Surface chemistry of MgO/SiO2 catalyst during the ethanol catalytic conversion to 1,3-butadiene: in-situ DRIFTS and DFT study

Abstract

1,3-Butadiene is an important commodity chemical and new, selective routes of catalytic synthesis using green feedstocks, such as ethanol, is of interest. For this purpose, surface chemistry of MgO/SiO₂ catalyst synthesized using wet-kneading was explored during the reaction of ethanol and the corresponding reactive intermediates, including acetaldehyde, crotonaldehyde, crotyl alcohol using temperature programmed in situ DRIFT spectroscopy combined with DFT calculations. Ethanol adsorption yielded several physisorbed and chemisorbed surface species. Acetaldehyde exhibited high reactivity to form crotonaldehyde. However, aldehyde intermediates resulted in strongly bound surface species stable even at high temperatures, assigned to surface acetate, and/or 2,4-hexadienal or polymerized acetaldehyde. Crotonaldehyde was reduced by ethanol to yield crotyl alcohol via MPV mechanism.
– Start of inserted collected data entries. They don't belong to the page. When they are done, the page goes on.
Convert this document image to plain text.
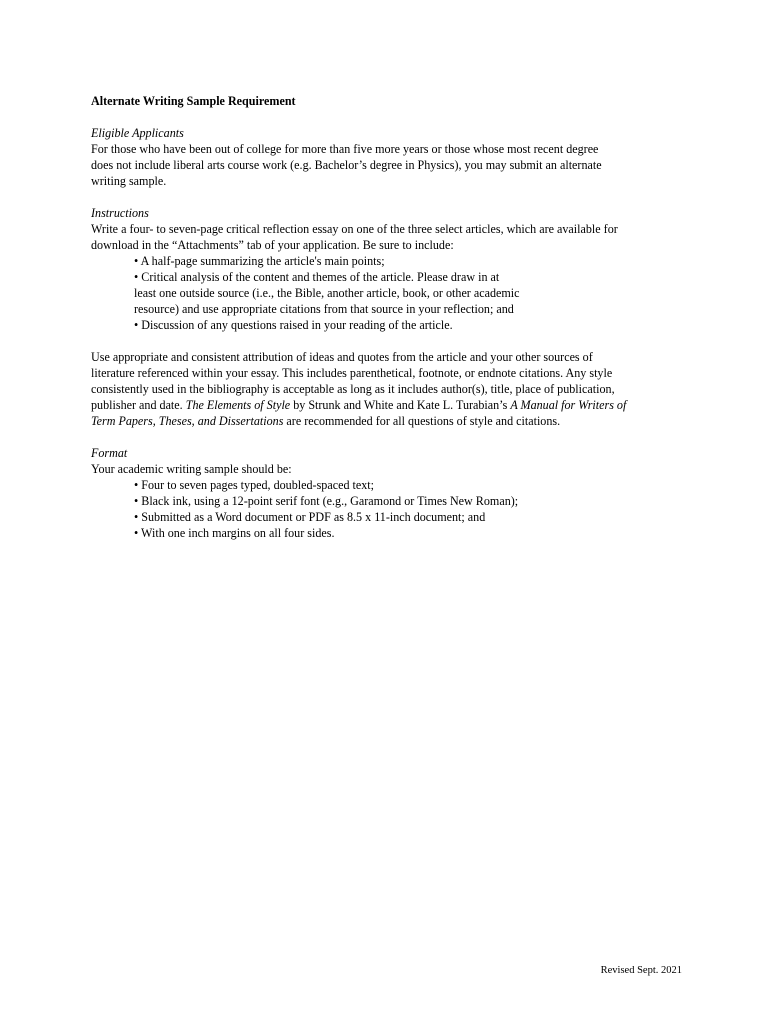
Alternate Writing Sample Requirement
Eligible Applicants
For those who have been out of college for more than five more years or those whose most recent degree
does not include liberal arts course work (e.g. Bachelor’s degree in Physics), you may submit an alternate
writing sample.
Instructions
Write a four- to seven-page critical reflection essay on one of the three select articles, which are available for
download in the “Attachments” tab of your application. Be sure to include:
• A half-page summarizing the article's main points;
• Critical analysis of the content and themes of the article. Please draw in at
least one outside source (i.e., the Bible, another article, book, or other academic
resource) and use appropriate citations from that source in your reflection; and
• Discussion of any questions raised in your reading of the article.
Use appropriate and consistent attribution of ideas and quotes from the article and your other sources of
literature referenced within your essay. This includes parenthetical, footnote, or endnote citations. Any style
consistently used in the bibliography is acceptable as long as it includes author(s), title, place of publication,
publisher and date. The Elements of Style by Strunk and White and Kate L. Turabian’s A Manual for Writers of
Term Papers, Theses, and Dissertations are recommended for all questions of style and citations.
Format
Your academic writing sample should be:
• Four to seven pages typed, doubled-spaced text;
• Black ink, using a 12-point serif font (e.g., Garamond or Times New Roman);
• Submitted as a Word document or PDF as 8.5 x 11-inch document; and
• With one inch margins on all four sides.
Revised Sept. 2021
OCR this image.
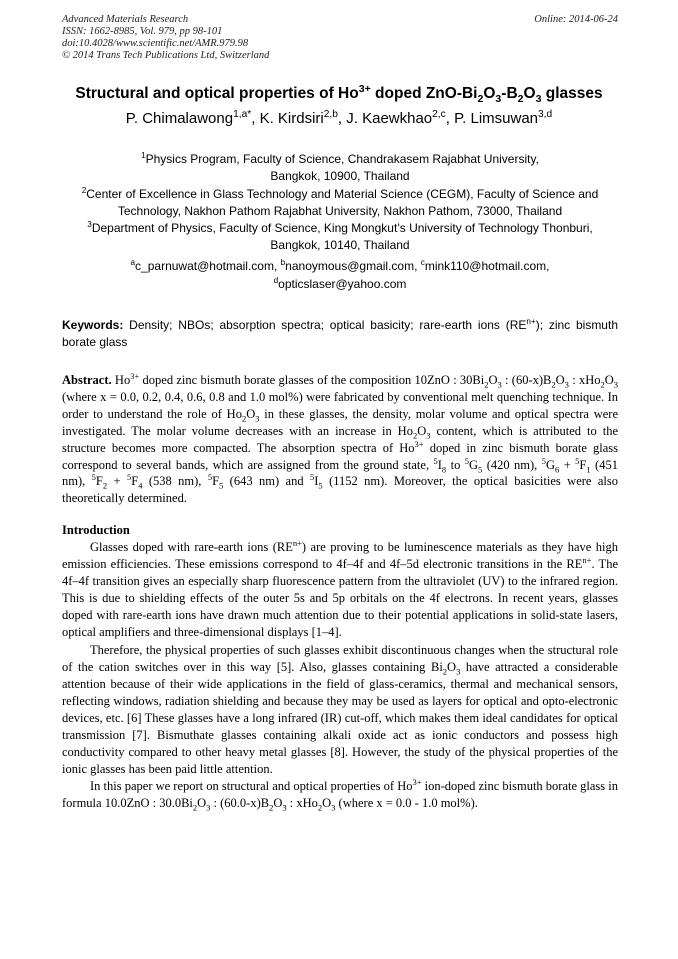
Advanced Materials Research
ISSN: 1662-8985, Vol. 979, pp 98-101
doi:10.4028/www.scientific.net/AMR.979.98
© 2014 Trans Tech Publications Ltd, Switzerland
Online: 2014-06-24
Structural and optical properties of $Ho^{3+}$ doped ZnO-$Bi_2O_3-B_2O_3$ glasses
P. Chimalawong$^{1,a*}$, K. Kirdsiri$^{2,b}$, J. Kaewkhao$^{2,c}$, P. Limsuwan$^{3,d}$
$^1$Physics Program, Faculty of Science, Chandrakasem Rajabhat University,
Bangkok, 10900, Thailand
$^2$Center of Excellence in Glass Technology and Material Science (CEGM), Faculty of Science and
Technology, Nakhon Pathom Rajabhat University, Nakhon Pathom, 73000, Thailand
$^3$Department of Physics, Faculty of Science, King Mongkut’s University of Technology Thonburi,
Bangkok, 10140, Thailand
$^a$c_parnuwat@hotmail.com, $^b$nanoymous@gmail.com, $^c$mink110@hotmail.com,
$^d$opticslaser@yahoo.com
Keywords: Density; NBOs; absorption spectra; optical basicity; rare-earth ions $(RE^{n+})$; zinc bismuth borate glass
Abstract. $Ho^{3+}$ doped zinc bismuth borate glasses of the composition 10ZnO : $30Bi_2O_3$ : $(60-x)B_2O_3$ : $xHo_2O_3$ (where x = 0.0, 0.2, 0.4, 0.6, 0.8 and 1.0 mol%) were fabricated by conventional melt quenching technique. In order to understand the role of $Ho_2O_3$ in these glasses, the density, molar volume and optical spectra were investigated. The molar volume decreases with an increase in $Ho_2O_3$ content, which is attributed to the structure becomes more compacted. The absorption spectra of $Ho^{3+}$ doped in zinc bismuth borate glass correspond to several bands, which are assigned from the ground state, $^5I_8$ to $^5G_5$ (420 nm), $^5G_6 + ^5F_1$ (451 nm), $^5F_2 + ^5F_4$ (538 nm), $^5F_5$ (643 nm) and $^5I_5$ (1152 nm). Moreover, the optical basicities were also theoretically determined.
Introduction

Glasses doped with rare-earth ions $(RE^{n+})$ are proving to be luminescence materials as they have high emission efficiencies. These emissions correspond to 4f–4f and 4f–5d electronic transitions in the $RE^{n+}$. The 4f–4f transition gives an especially sharp fluorescence pattern from the ultraviolet (UV) to the infrared region. This is due to shielding effects of the outer 5s and 5p orbitals on the 4f electrons. In recent years, glasses doped with rare-earth ions have drawn much attention due to their potential applications in solid-state lasers, optical amplifiers and three-dimensional displays [1–4].

Therefore, the physical properties of such glasses exhibit discontinuous changes when the structural role of the cation switches over in this way [5]. Also, glasses containing $Bi_2O_3$ have attracted a considerable attention because of their wide applications in the field of glass-ceramics, thermal and mechanical sensors, reflecting windows, radiation shielding and because they may be used as layers for optical and opto-electronic devices, etc. [6] These glasses have a long infrared (IR) cut-off, which makes them ideal candidates for optical transmission [7]. Bismuthate glasses containing alkali oxide act as ionic conductors and possess high conductivity compared to other heavy metal glasses [8]. However, the study of the physical properties of the ionic glasses has been paid little attention.

In this paper we report on structural and optical properties of $Ho^{3+}$ ion-doped zinc bismuth borate glass in formula 10.0ZnO : $30.0Bi_2O_3$ : $(60.0-x)B_2O_3$ : $xHo_2O_3$ (where x = 0.0 - 1.0 mol%).
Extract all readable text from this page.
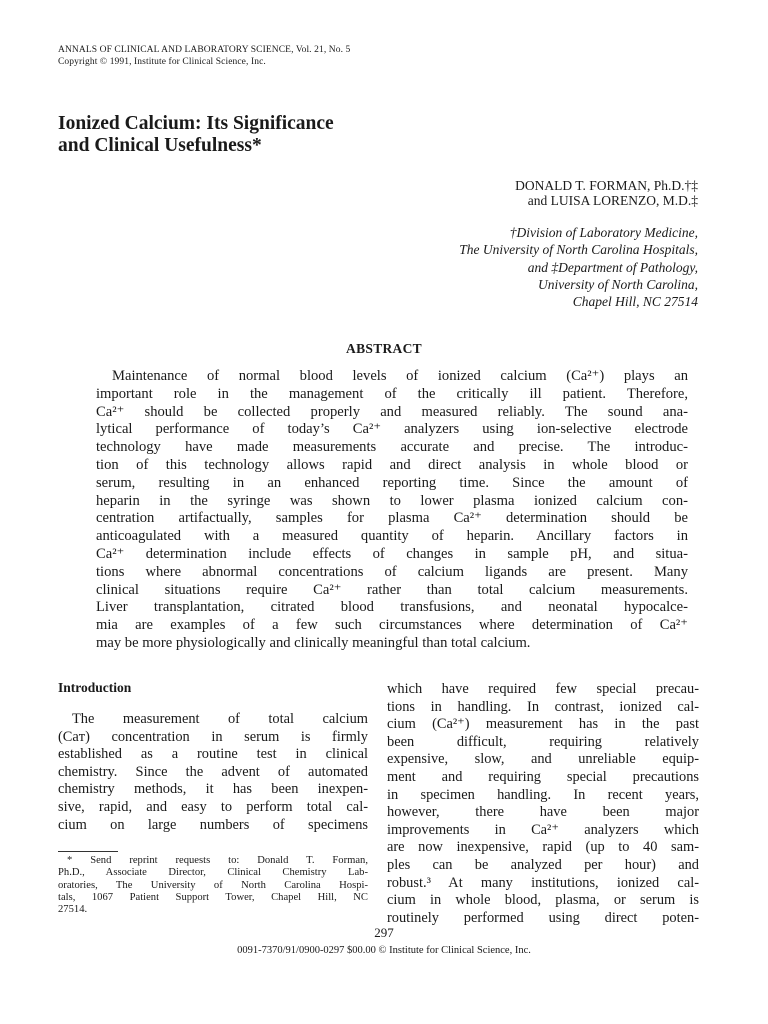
ANNALS OF CLINICAL AND LABORATORY SCIENCE, Vol. 21, No. 5
Copyright © 1991, Institute for Clinical Science, Inc.
Ionized Calcium: Its Significance
and Clinical Usefulness*
DONALD T. FORMAN, Ph.D.†‡
and LUISA LORENZO, M.D.‡
†Division of Laboratory Medicine,
The University of North Carolina Hospitals,
and ‡Department of Pathology,
University of North Carolina,
Chapel Hill, NC 27514
ABSTRACT
Maintenance of normal blood levels of ionized calcium (Ca²⁺) plays an
important role in the management of the critically ill patient. Therefore,
Ca²⁺ should be collected properly and measured reliably. The sound ana-
lytical performance of today’s Ca²⁺ analyzers using ion-selective electrode
technology have made measurements accurate and precise. The introduc-
tion of this technology allows rapid and direct analysis in whole blood or
serum, resulting in an enhanced reporting time. Since the amount of
heparin in the syringe was shown to lower plasma ionized calcium con-
centration artifactually, samples for plasma Ca²⁺ determination should be
anticoagulated with a measured quantity of heparin. Ancillary factors in
Ca²⁺ determination include effects of changes in sample pH, and situa-
tions where abnormal concentrations of calcium ligands are present. Many
clinical situations require Ca²⁺ rather than total calcium measurements.
Liver transplantation, citrated blood transfusions, and neonatal hypocalce-
mia are examples of a few such circumstances where determination of Ca²⁺
may be more physiologically and clinically meaningful than total calcium.
Introduction
The measurement of total calcium
(Caᴛ) concentration in serum is firmly
established as a routine test in clinical
chemistry. Since the advent of automated
chemistry methods, it has been inexpen-
sive, rapid, and easy to perform total cal-
cium on large numbers of specimens
which have required few special precau-
tions in handling. In contrast, ionized cal-
cium (Ca²⁺) measurement has in the past
been difficult, requiring relatively
expensive, slow, and unreliable equip-
ment and requiring special precautions
in specimen handling. In recent years,
however, there have been major
improvements in Ca²⁺ analyzers which
are now inexpensive, rapid (up to 40 sam-
ples can be analyzed per hour) and
robust.³ At many institutions, ionized cal-
cium in whole blood, plasma, or serum is
routinely performed using direct poten-
* Send reprint requests to: Donald T. Forman,
Ph.D., Associate Director, Clinical Chemistry Lab-
oratories, The University of North Carolina Hospi-
tals, 1067 Patient Support Tower, Chapel Hill, NC
27514.
297
0091-7370/91/0900-0297 $00.00 © Institute for Clinical Science, Inc.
Crotyl alcohol, on the other hand, showed to be very reactive and yield two different species on the surface, namely physisorbed and deprotonated that would further desorb as 1,3-BD. Presence of gas phase hydrogen containing molecules, such as ethanol, proved to be key in several reactive steps, including acetaldehyde condensation step and crotonaldehyde reduction. Altogether, these data suggested complex reactive interactions between the surface hydroxyl groups, gaseous reactants and surface bound reactive intermediates during the 1,3-BD formation. Future work is needed to correlate vapor phase product evolution with the transient reactive surface intermediates to examine trends leading to higher overall 1,3-BD selectivity.